4. Intellectual Property:

a. The Company retains all rights to the video content until full payment has been received.

b. Upon payment in full, the Client will be granted a non-exclusive license to use the video content for its intended purpose.

c. The Client may not use the video content for any other purpose without prior written consent from the Company.

5. Confidentiality:

a. Both parties agree to maintain the confidentiality of any proprietary or sensitive information shared during the course of the project.

b. The Client agrees not to disclose any trade secrets or confidential information belonging to the Company.

6. Limitation of Liability:

a.
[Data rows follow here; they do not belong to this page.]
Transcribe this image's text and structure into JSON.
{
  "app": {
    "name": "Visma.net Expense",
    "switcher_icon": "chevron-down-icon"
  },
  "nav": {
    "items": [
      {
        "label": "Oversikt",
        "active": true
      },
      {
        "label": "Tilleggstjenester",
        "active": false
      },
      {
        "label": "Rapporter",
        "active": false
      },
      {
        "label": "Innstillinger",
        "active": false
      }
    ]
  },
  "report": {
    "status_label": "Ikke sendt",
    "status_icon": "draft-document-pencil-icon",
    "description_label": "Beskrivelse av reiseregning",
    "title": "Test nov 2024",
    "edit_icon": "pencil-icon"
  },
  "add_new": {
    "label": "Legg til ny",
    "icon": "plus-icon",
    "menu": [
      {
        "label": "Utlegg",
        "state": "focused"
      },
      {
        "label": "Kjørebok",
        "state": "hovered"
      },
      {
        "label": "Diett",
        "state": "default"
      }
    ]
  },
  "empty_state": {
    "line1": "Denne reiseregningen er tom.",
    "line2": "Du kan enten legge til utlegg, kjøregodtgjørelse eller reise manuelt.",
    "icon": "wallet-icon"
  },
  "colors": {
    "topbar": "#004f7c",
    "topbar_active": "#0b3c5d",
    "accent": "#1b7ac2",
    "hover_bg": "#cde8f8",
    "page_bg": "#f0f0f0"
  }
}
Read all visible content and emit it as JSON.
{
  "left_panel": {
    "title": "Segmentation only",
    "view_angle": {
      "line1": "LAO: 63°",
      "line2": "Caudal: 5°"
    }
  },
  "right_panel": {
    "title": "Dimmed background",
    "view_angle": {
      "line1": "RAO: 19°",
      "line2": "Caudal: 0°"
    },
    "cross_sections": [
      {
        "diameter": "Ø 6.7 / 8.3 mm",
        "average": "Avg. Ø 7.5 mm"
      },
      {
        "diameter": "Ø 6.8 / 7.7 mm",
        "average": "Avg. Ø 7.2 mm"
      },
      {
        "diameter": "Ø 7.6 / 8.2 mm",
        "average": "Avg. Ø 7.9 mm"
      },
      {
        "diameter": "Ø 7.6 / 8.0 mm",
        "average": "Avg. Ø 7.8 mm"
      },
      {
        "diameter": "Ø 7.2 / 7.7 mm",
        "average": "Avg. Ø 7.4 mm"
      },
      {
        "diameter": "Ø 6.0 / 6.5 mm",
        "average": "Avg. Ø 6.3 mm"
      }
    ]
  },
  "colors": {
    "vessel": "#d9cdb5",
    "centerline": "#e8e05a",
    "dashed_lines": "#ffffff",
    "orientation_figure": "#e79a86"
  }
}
The Company shall not be liable for any indirect, incidental, special, or consequential damages arising out of or relating to the Services provided.

b. The total liability of the Company shall not exceed the total amount paid by the Client for the Services.

7. Termination:

a. Either party may terminate this Agreement with written notice if the other party breaches any material term of the Agreement.

b. In the event of termination, the Client shall pay for all Services rendered up to the date of termination.

8. Indemnification:

a. The Client agrees to indemnify and hold harmless the Company from any claims, damages, or liabilities arising from the Client’s use of the video content.

b. The Company shall not be liable for any loss or damage resulting from the use of the video content by the Client or any third party.

9. Governing Law:

a. These Terms shall be governed by and construed in accordance with the laws of South Carolina.

b. Any disputes arising out of or relating to these Terms shall be resolved through arbitration in South Carolina

10. Entire Agreement:

a. These Terms constitute the entire understanding between the parties and supersede all prior agreements and understandings, whether written or oral.

By engaging our Services, the Client acknowledges that they have read, understood, and agree to be bound by these Terms.